In a press release, Bloomberg’s campaign states, “Donald Trump is a racist and disrespectful toward Native Americans. His federal budgets have proposed hundreds of millions of dollars in cuts to essential services for Native Americans, including education, law enforcement, natural resource management and social services.

“The hostility and disrespect Donald Trump has shown toward Native Americans is disgraceful, and it will end with my administration,” Bloomberg continued. “The indigenous peoples of this land deserve respect – respect for their sovereignty, respect for their right to self-governance, respect for their culture – and that’s what they’ll receive when I’m president. I will increase Native American representation in the White House, deliver more resources to the Indian Health Service and tribal colleges, and treat tribal nations with the dignity they deserve.”

Bloomberg’s Plan is as follows:  

Reaffirm Indian Country land rights, bolster infrastructure, and protect Native lands from environmental degradation.

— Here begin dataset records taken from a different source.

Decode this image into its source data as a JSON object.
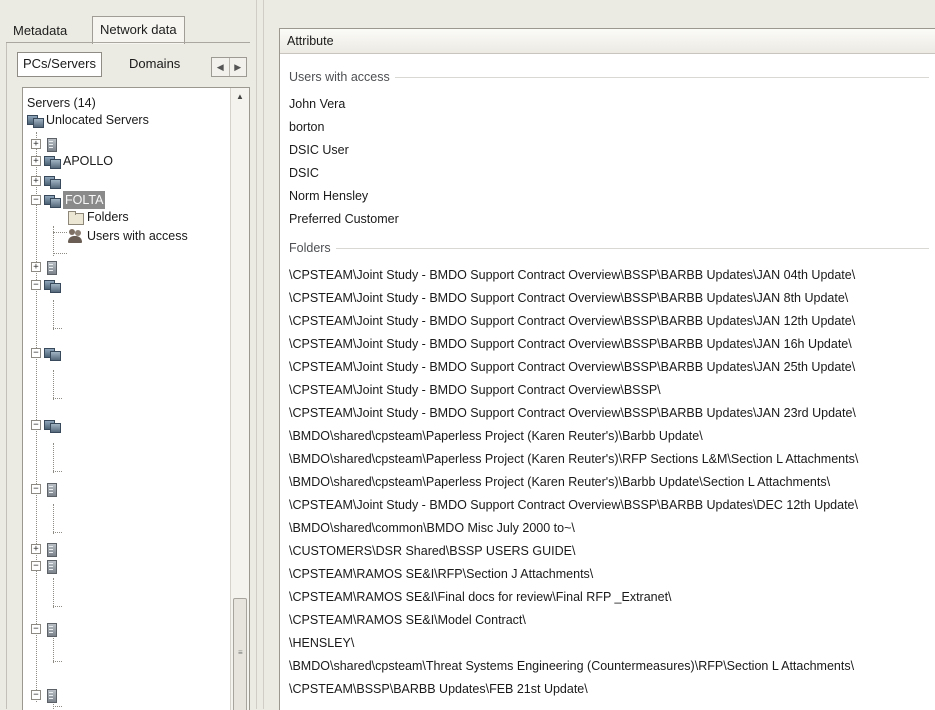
{
  "tabs": {
    "metadata": "Metadata",
    "network_data": "Network data"
  },
  "subtabs": {
    "pcs_servers": "PCs/Servers",
    "domains": "Domains"
  },
  "tree": {
    "root": "Servers (14)",
    "unlocated": "Unlocated Servers",
    "apollo": "APOLLO",
    "selected": "FOLTA",
    "folders": "Folders",
    "users_with_access": "Users with access"
  },
  "attribute_header": "Attribute",
  "users_group": {
    "title": "Users with access",
    "items": [
      "John Vera",
      "borton",
      "DSIC User",
      "DSIC",
      "Norm Hensley",
      "Preferred Customer"
    ]
  },
  "folders_group": {
    "title": "Folders",
    "items": [
      "\\CPSTEAM\\Joint Study - BMDO Support Contract Overview\\BSSP\\BARBB Updates\\JAN 04th Update\\",
      "\\CPSTEAM\\Joint Study - BMDO Support Contract Overview\\BSSP\\BARBB Updates\\JAN 8th Update\\",
      "\\CPSTEAM\\Joint Study - BMDO Support Contract Overview\\BSSP\\BARBB Updates\\JAN 12th Update\\",
      "\\CPSTEAM\\Joint Study - BMDO Support Contract Overview\\BSSP\\BARBB Updates\\JAN 16h Update\\",
      "\\CPSTEAM\\Joint Study - BMDO Support Contract Overview\\BSSP\\BARBB Updates\\JAN 25th Update\\",
      "\\CPSTEAM\\Joint Study - BMDO Support Contract Overview\\BSSP\\",
      "\\CPSTEAM\\Joint Study - BMDO Support Contract Overview\\BSSP\\BARBB Updates\\JAN 23rd Update\\",
      "\\BMDO\\shared\\cpsteam\\Paperless Project (Karen Reuter's)\\Barbb Update\\",
      "\\BMDO\\shared\\cpsteam\\Paperless Project (Karen Reuter's)\\RFP Sections L&M\\Section L Attachments\\",
      "\\BMDO\\shared\\cpsteam\\Paperless Project (Karen Reuter's)\\Barbb Update\\Section L Attachments\\",
      "\\CPSTEAM\\Joint Study - BMDO Support Contract Overview\\BSSP\\BARBB Updates\\DEC 12th Update\\",
      "\\BMDO\\shared\\common\\BMDO Misc July 2000 to~\\",
      "\\CUSTOMERS\\DSR Shared\\BSSP USERS GUIDE\\",
      "\\CPSTEAM\\RAMOS SE&I\\RFP\\Section J Attachments\\",
      "\\CPSTEAM\\RAMOS SE&I\\Final docs for review\\Final RFP _Extranet\\",
      "\\CPSTEAM\\RAMOS SE&I\\Model Contract\\",
      "\\HENSLEY\\",
      "\\BMDO\\shared\\cpsteam\\Threat Systems Engineering (Countermeasures)\\RFP\\Section L Attachments\\",
      "\\CPSTEAM\\BSSP\\BARBB Updates\\FEB 21st Update\\"
    ]
  }
}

  • Rebuild tribal homelands by reaffirming and restoring the Interior Department’s authority to take tribal lands into trust. 
  • Assess and fund tribes’ infrastructure needs and bring high-speed internet to the nearly one-third of people living on tribal lands who lack it.
  • Reauthorize the Native American Housing Assistance and Self-Determination Act to improve housing in Indian Country.
  • Reverse Trump-era environmental protection rollbacks to ensure Indian Country has clean air and clean water. 
  • Negotiate for indigenous rights protection in all international climate agreements and work with tribes to make tribal communities, lands, and infrastructure more resilient.
  • Engage in full and meaningful consultation with tribes on federal land management. 

Strengthen tribes’ legal and civil rights, protect indigenous women and girls, and elevate Native voices in government.

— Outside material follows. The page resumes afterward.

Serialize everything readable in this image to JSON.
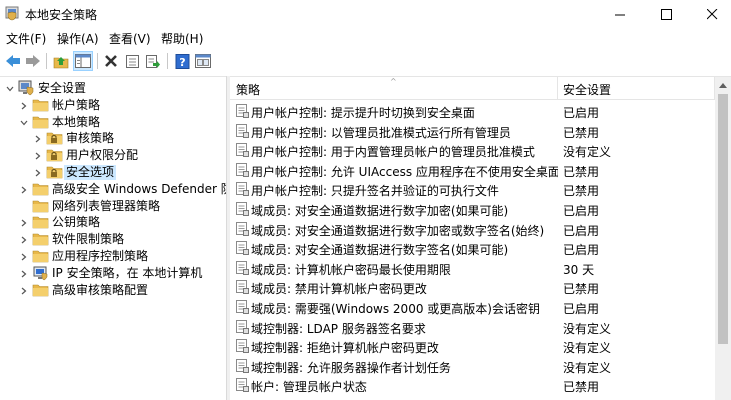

  • Expand tribal legal jurisdiction over crimes committed on reservations, while ensuring constitutional protections for all.
  • Launch an unprecedented effort to strengthen protections for indigenous women and girls, who face violence, sexual assault, and homicide, as well as trafficking, at disparate rates.  
  • Work with Congress to Pass Savanna’s Act, reauthorize the Violence Against Women Act with strong protections for Native communities, and direct the Justice Department to work with tribes to investigate cases of Missing and Murdered Indigenous Women (MMIW).
  • Support and defend the Indian Child Welfare Act to ensure that Native children are not unnecessarily separated from their communities. 
  • Appoint a senior White House adviser for Native issues to elevate tribal issues to the top of the federal government and restore the Tribal Nations Conference.
  • Discourage states from imposing unreasonable voting requirements on Native Americans and encourage them to accept tribal IDs as valid voter identification.
  • Eliminate discriminatory laws and practices, such as voter roll purging.

Improve health care for American Indians and Alaska Natives. 

  • Fully fund the Indian Health Service — including facilities operated by the IHS and tribes, as well as Urban Indian Health Programs — and work with Congress to make full funding mandatory.  
  • Lower Native Americans’ extraordinarily high rate of death by suicide by increasing access to mental health care and supporting the Native American Suicide Prevention Act.
  • End the opioid and behavioral health epidemics affecting Native communities by expanding access to addiction treatment and mental health services.

Improve economic and educational opportunities for tribal members.

  • Raise the federal minimum wage to $15/hour.
  • Put money back into Native Americans’ pockets by expanding the Earned Income Tax Credit (EITC) and distributing it monthly, in line with people’s real needs.
  • Triple direct federal Title III funding to Minority Serving Institutions (MSIs), including tribal two-year and four-year colleges. 
  • Invest in job creation and entrepreneurship by increasing federal funding for Community Development Financial Institutions (CDFIs) and the Small Business Administration’s Small Business Investment Company (SBIC) Program.